The Potent Power of Garlic

It adds flavor to your meals and health benefits to your diet. Garlic has been used throughout history to protect individuals from the plague, prevent gangrene in soldiers, and as an antiseptic for infection.  What do you need to know about the potent plant known as garlic? Can it help keep you and your family healthy?

Garlic basics:

1. Known as the “stinking rose,” garlic is made up of a head or bulb.
2. Each section within that bulb is called a clove.
3. Approximately 10-20 cloves are in each bulb.
4. Plants grow up to 2 feet tall. Garlic can be grown at home; it’s also readily available at grocery stores.

What are the health benefits of garlic?

Throughout history garlic has been cited for everything from inhibiting tumors and decreasing the risk of certain cancers to helping individuals prevent colds and battle viruses. Here are a few of the conditions garlic is most often used to prevent and treat:

Heart disease. Check out this study for more information.

Other uses include:

Mosquito repellent
Headache prevention
Gel to treat skin conditions such as ringworm and athlete’s foot

How does garlic help you stay healthy?

According to studies, garlic is most beneficial in its raw state.

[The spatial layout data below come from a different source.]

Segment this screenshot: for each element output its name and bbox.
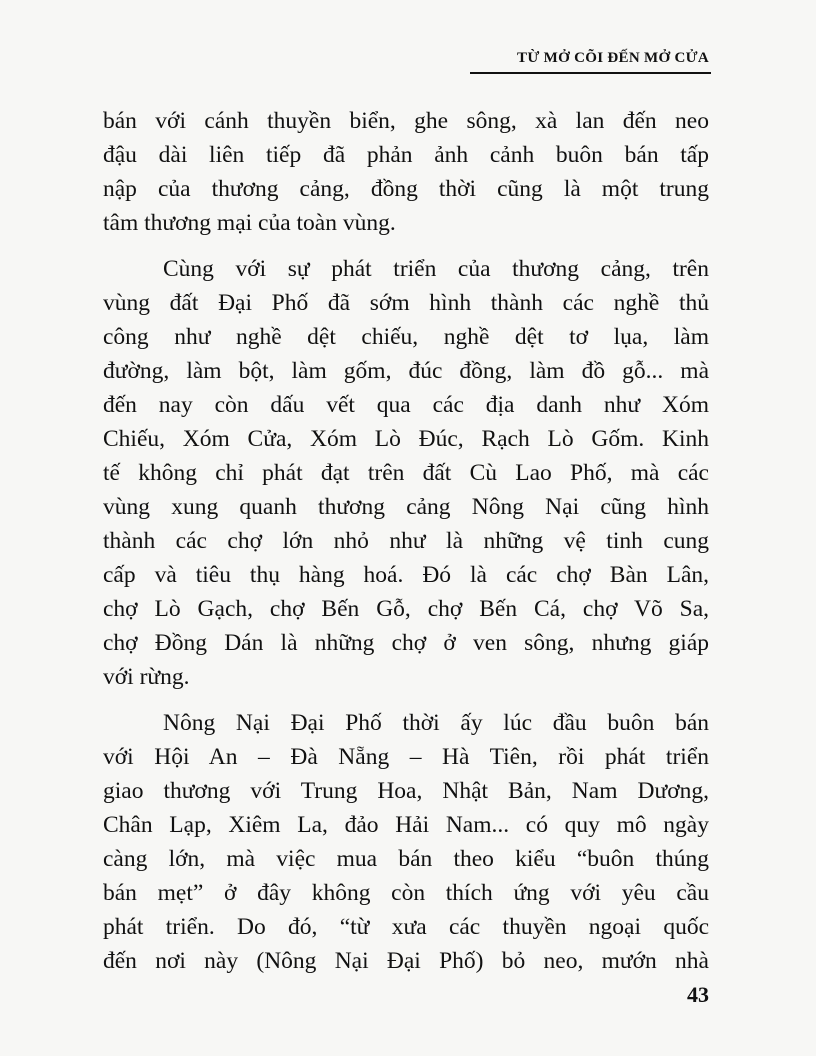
header-rule [470, 72, 711, 74]
text-line: đến nay còn dấu vết qua các địa danh như Xóm [103, 392, 709, 418]
text-line: bán mẹt” ở đây không còn thích ứng với yêu cầu [103, 880, 709, 906]
running-header: TỪ MỞ CÕI ĐẾN MỞ CỬA [517, 50, 709, 66]
text-line: với Hội An – Đà Nẵng – Hà Tiên, rồi phát triển [103, 744, 709, 770]
paragraph-3 [103, 706, 709, 978]
paragraph-1 [103, 104, 709, 240]
text-line: đậu dài liên tiếp đã phản ảnh cảnh buôn bán tấp [103, 142, 709, 168]
text-line: công như nghề dệt chiếu, nghề dệt tơ lụa, làm [103, 324, 709, 350]
text-line: tâm thương mại của toàn vùng. [103, 210, 396, 236]
text-line: đến nơi này (Nông Nại Đại Phố) bỏ neo, mướn nhà [103, 948, 709, 974]
text-line: đường, làm bột, làm gốm, đúc đồng, làm đồ gỗ... mà [103, 358, 709, 384]
text-line: Chiếu, Xóm Cửa, Xóm Lò Đúc, Rạch Lò Gốm. Kinh [103, 426, 709, 452]
text-line: chợ Lò Gạch, chợ Bến Gỗ, chợ Bến Cá, chợ Võ Sa, [103, 596, 709, 622]
text-line: thành các chợ lớn nhỏ như là những vệ tinh cung [103, 528, 709, 554]
text-line: bán với cánh thuyền biển, ghe sông, xà lan đến neo [103, 108, 709, 134]
text-line: giao thương với Trung Hoa, Nhật Bản, Nam Dương, [103, 778, 709, 804]
text-line: Nông Nại Đại Phố thời ấy lúc đầu buôn bán [163, 710, 709, 736]
text-line: nập của thương cảng, đồng thời cũng là một trung [103, 176, 709, 202]
text-line: càng lớn, mà việc mua bán theo kiểu “buôn thúng [103, 846, 709, 872]
text-line: Chân Lạp, Xiêm La, đảo Hải Nam... có quy mô ngày [103, 812, 709, 838]
page-number: 43 [687, 982, 709, 1007]
text-line: chợ Đồng Dán là những chợ ở ven sông, nhưng giáp [103, 630, 709, 656]
text-line: cấp và tiêu thụ hàng hoá. Đó là các chợ Bàn Lân, [103, 562, 709, 588]
text-line: vùng đất Đại Phố đã sớm hình thành các nghề thủ [103, 290, 709, 316]
text-line: tế không chỉ phát đạt trên đất Cù Lao Phố, mà các [103, 460, 709, 486]
body-text [103, 104, 709, 978]
text-line: vùng xung quanh thương cảng Nông Nại cũng hình [103, 494, 709, 520]
text-line: Cùng với sự phát triển của thương cảng, trên [163, 256, 709, 282]
paragraph-2 [103, 252, 709, 694]
text-line: phát triển. Do đó, “từ xưa các thuyền ngoại quốc [103, 914, 709, 940]
text-line: với rừng. [103, 664, 190, 690]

Some experts suggest crushing the garlic produces allicin, a natural, broad-spectrum antibiotic; others believe slicing a clove before consumption produces the most benefits. Other chemicals in garlic, including some sulfur-containing compounds, may help fight heart disease, prevent some cancers, and help keep your immune system functioning properly.

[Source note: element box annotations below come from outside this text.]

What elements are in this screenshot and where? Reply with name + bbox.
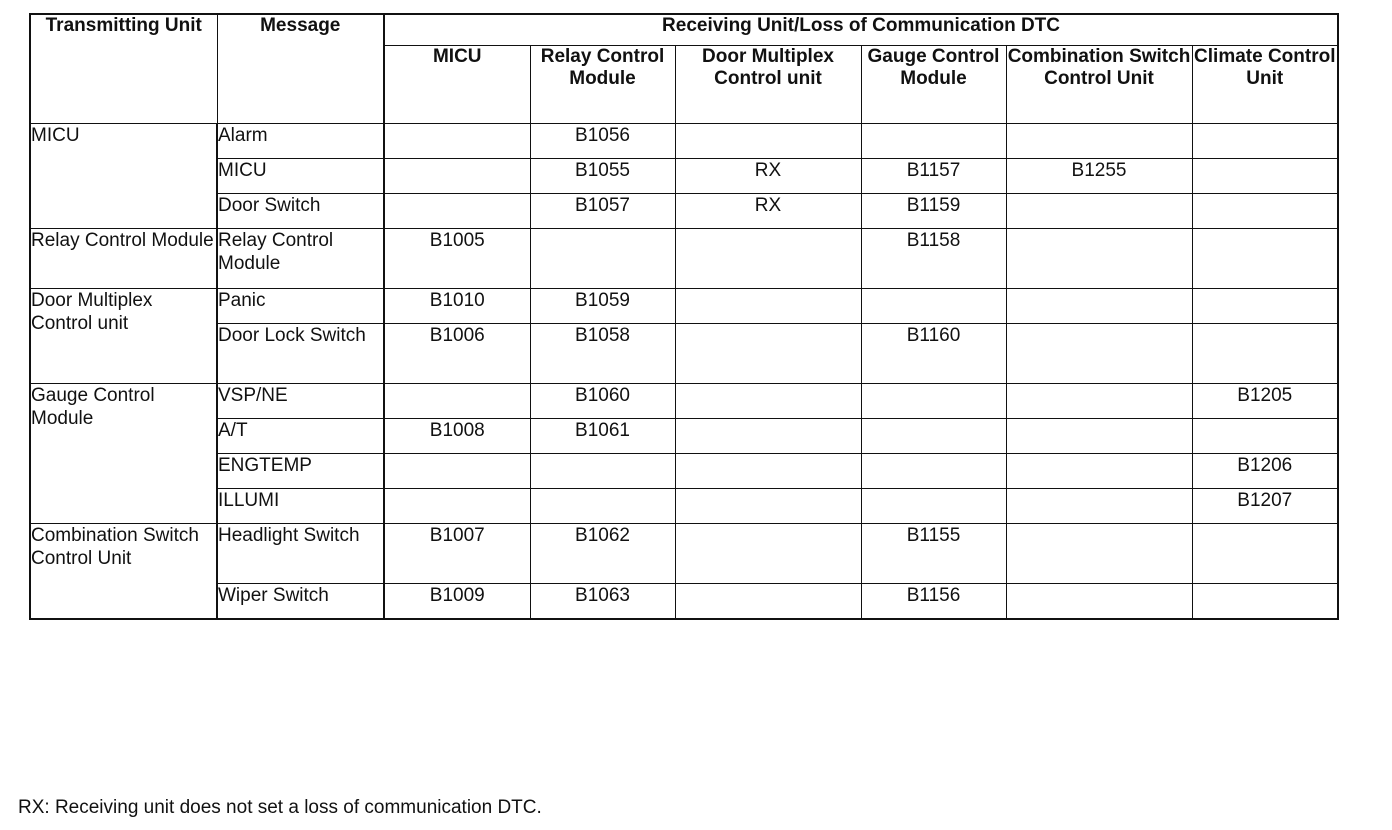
table-row xyxy=(30,229,1338,289)
header-receiver-combination-switch: Combination Switch Control Unit xyxy=(1006,46,1192,124)
dtc-cell xyxy=(675,524,861,584)
dtc-cell xyxy=(1006,124,1192,159)
table-row xyxy=(30,124,1338,159)
dtc-cell xyxy=(1006,489,1192,524)
message-cell: Door Switch xyxy=(217,194,384,229)
dtc-cell: B1059 xyxy=(530,289,675,324)
dtc-cell: B1158 xyxy=(861,229,1006,289)
dtc-cell xyxy=(1006,324,1192,384)
table-row xyxy=(30,524,1338,584)
dtc-cell xyxy=(384,159,530,194)
table-row xyxy=(30,324,1338,384)
dtc-cell xyxy=(1006,194,1192,229)
dtc-cell: B1010 xyxy=(384,289,530,324)
message-cell: Wiper Switch xyxy=(217,584,384,620)
transmitting-unit-cell: Combination Switch Control Unit xyxy=(30,524,217,620)
dtc-cell: B1206 xyxy=(1192,454,1338,489)
dtc-cell xyxy=(1192,524,1338,584)
header-receiver-micu: MICU xyxy=(384,46,530,124)
dtc-cell: RX xyxy=(675,194,861,229)
dtc-cell: B1159 xyxy=(861,194,1006,229)
dtc-cell xyxy=(675,229,861,289)
dtc-cell xyxy=(530,229,675,289)
dtc-cell: B1055 xyxy=(530,159,675,194)
dtc-cell xyxy=(861,124,1006,159)
dtc-cell: RX xyxy=(675,159,861,194)
table-row xyxy=(30,419,1338,454)
transmitting-unit-cell: Relay Control Module xyxy=(30,229,217,289)
dtc-cell xyxy=(1192,324,1338,384)
dtc-cell xyxy=(1192,159,1338,194)
table-row xyxy=(30,289,1338,324)
message-cell: Headlight Switch xyxy=(217,524,384,584)
message-cell: ENGTEMP xyxy=(217,454,384,489)
dtc-cell xyxy=(384,194,530,229)
dtc-cell xyxy=(1006,454,1192,489)
footnote: RX: Receiving unit does not set a loss of communication DTC. xyxy=(18,797,542,818)
dtc-cell: B1157 xyxy=(861,159,1006,194)
dtc-cell xyxy=(1192,124,1338,159)
dtc-cell xyxy=(861,489,1006,524)
dtc-cell: B1007 xyxy=(384,524,530,584)
dtc-cell: B1255 xyxy=(1006,159,1192,194)
dtc-cell xyxy=(861,384,1006,419)
dtc-cell: B1156 xyxy=(861,584,1006,620)
dtc-cell xyxy=(675,454,861,489)
table-row xyxy=(30,194,1338,229)
dtc-cell: B1207 xyxy=(1192,489,1338,524)
dtc-cell: B1056 xyxy=(530,124,675,159)
table-row xyxy=(30,384,1338,419)
dtc-cell xyxy=(675,419,861,454)
dtc-cell xyxy=(675,289,861,324)
dtc-cell xyxy=(1192,584,1338,620)
dtc-cell xyxy=(1006,419,1192,454)
dtc-cell xyxy=(1006,384,1192,419)
dtc-cell xyxy=(384,384,530,419)
dtc-cell xyxy=(675,584,861,620)
header-receiver-climate-control: Climate Control Unit xyxy=(1192,46,1338,124)
table-row xyxy=(30,584,1338,620)
dtc-cell: B1005 xyxy=(384,229,530,289)
message-cell: Relay Control Module xyxy=(217,229,384,289)
dtc-cell: B1061 xyxy=(530,419,675,454)
header-receiving-unit-group: Receiving Unit/Loss of Communication DTC xyxy=(384,14,1338,46)
dtc-cell xyxy=(384,489,530,524)
dtc-cell xyxy=(1006,584,1192,620)
dtc-cell xyxy=(675,324,861,384)
dtc-cell xyxy=(861,289,1006,324)
message-cell: VSP/NE xyxy=(217,384,384,419)
dtc-cell xyxy=(530,454,675,489)
dtc-cell xyxy=(530,489,675,524)
header-receiver-door-multiplex: Door Multiplex Control unit xyxy=(675,46,861,124)
dtc-cell xyxy=(1006,289,1192,324)
dtc-table xyxy=(29,13,1339,620)
dtc-cell: B1057 xyxy=(530,194,675,229)
dtc-cell xyxy=(1192,194,1338,229)
dtc-cell xyxy=(675,489,861,524)
dtc-cell: B1058 xyxy=(530,324,675,384)
header-transmitting-unit: Transmitting Unit xyxy=(30,14,217,124)
dtc-cell xyxy=(1006,229,1192,289)
dtc-cell xyxy=(1192,419,1338,454)
header-receiver-relay-control-module: Relay Control Module xyxy=(530,46,675,124)
dtc-cell: B1155 xyxy=(861,524,1006,584)
message-cell: ILLUMI xyxy=(217,489,384,524)
dtc-cell: B1006 xyxy=(384,324,530,384)
dtc-cell xyxy=(384,124,530,159)
dtc-cell: B1205 xyxy=(1192,384,1338,419)
message-cell: Alarm xyxy=(217,124,384,159)
dtc-cell xyxy=(675,124,861,159)
dtc-cell xyxy=(1192,289,1338,324)
dtc-cell: B1008 xyxy=(384,419,530,454)
header-message: Message xyxy=(217,14,384,124)
message-cell: MICU xyxy=(217,159,384,194)
header-receiver-gauge-control-module: Gauge Control Module xyxy=(861,46,1006,124)
table-row xyxy=(30,489,1338,524)
transmitting-unit-cell: Gauge Control Module xyxy=(30,384,217,524)
dtc-cell: B1062 xyxy=(530,524,675,584)
dtc-cell: B1160 xyxy=(861,324,1006,384)
message-cell: A/T xyxy=(217,419,384,454)
dtc-cell xyxy=(675,384,861,419)
dtc-cell: B1009 xyxy=(384,584,530,620)
dtc-cell xyxy=(384,454,530,489)
message-cell: Panic xyxy=(217,289,384,324)
dtc-cell xyxy=(861,419,1006,454)
dtc-cell: B1063 xyxy=(530,584,675,620)
transmitting-unit-cell: Door Multiplex Control unit xyxy=(30,289,217,384)
dtc-cell xyxy=(1192,229,1338,289)
transmitting-unit-cell: MICU xyxy=(30,124,217,229)
dtc-cell xyxy=(861,454,1006,489)
dtc-cell: B1060 xyxy=(530,384,675,419)
table-row xyxy=(30,454,1338,489)
table-row xyxy=(30,159,1338,194)
message-cell: Door Lock Switch xyxy=(217,324,384,384)
dtc-cell xyxy=(1006,524,1192,584)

What vitamins and minerals does garlic contain?

Vitamin C
Vitamin B6
Vitamin B1

What are some ideas for cooking with garlic?

Garlic can be added to salads, dressings, soups, marinara sauces, and pasta dishes.
Check out this recipe for garlic bread.

*Crushed or sliced raw garlic is preferred for maximum health benefits.  However, crushing or slicing garlic and allowing it to stand for 10 minutes before cooking it helps preserve more of the nutritional value.

Who should be cautious about taking garlic?

Individuals with ulcers or thyroid problems.
Those taking blood-thinning medications.

Always consult your doctor or healthcare provider before taking garlic in any form.

What are possible interactions?

Isoniazid (Nydrazid): Garlic may lower the effectiveness of this medication, which is used to treat tuberculosis (TB).
Birth control pills: Garlic may make this form of contraception less effective.
Blood-thinning medications. Medications such as Coumadin, Plavix, and aspirin are blood-thinning medications. Garlic may make these medications stronger, which could increase the risk of bleeding.
Medications for HIB/AIDS. Called protease inhibitors, garlic may lower the blood levels of these medications, making the drugs less effective.
Nonsteroidal anti-inflammatory drugs (NSAIDs). Advil, Motrin, and Aleve, as well as prescription medications, may increase the risk of bleeding.

What about garlic supplements?

The reviews are mixed regarding the benefits of supplements over raw or cooked garlic, according to this study. However, most experts argue that aside from those who should be cautious about taking garlic, you can’t go wrong by adding some form of garlic to your diet.

Find unique ways to supplement your family’s diet with garlic, and reap the health benefits associated with the stinking rose. Do you have a special recipe or home remedy that utilizes garlic?  Feel free to share!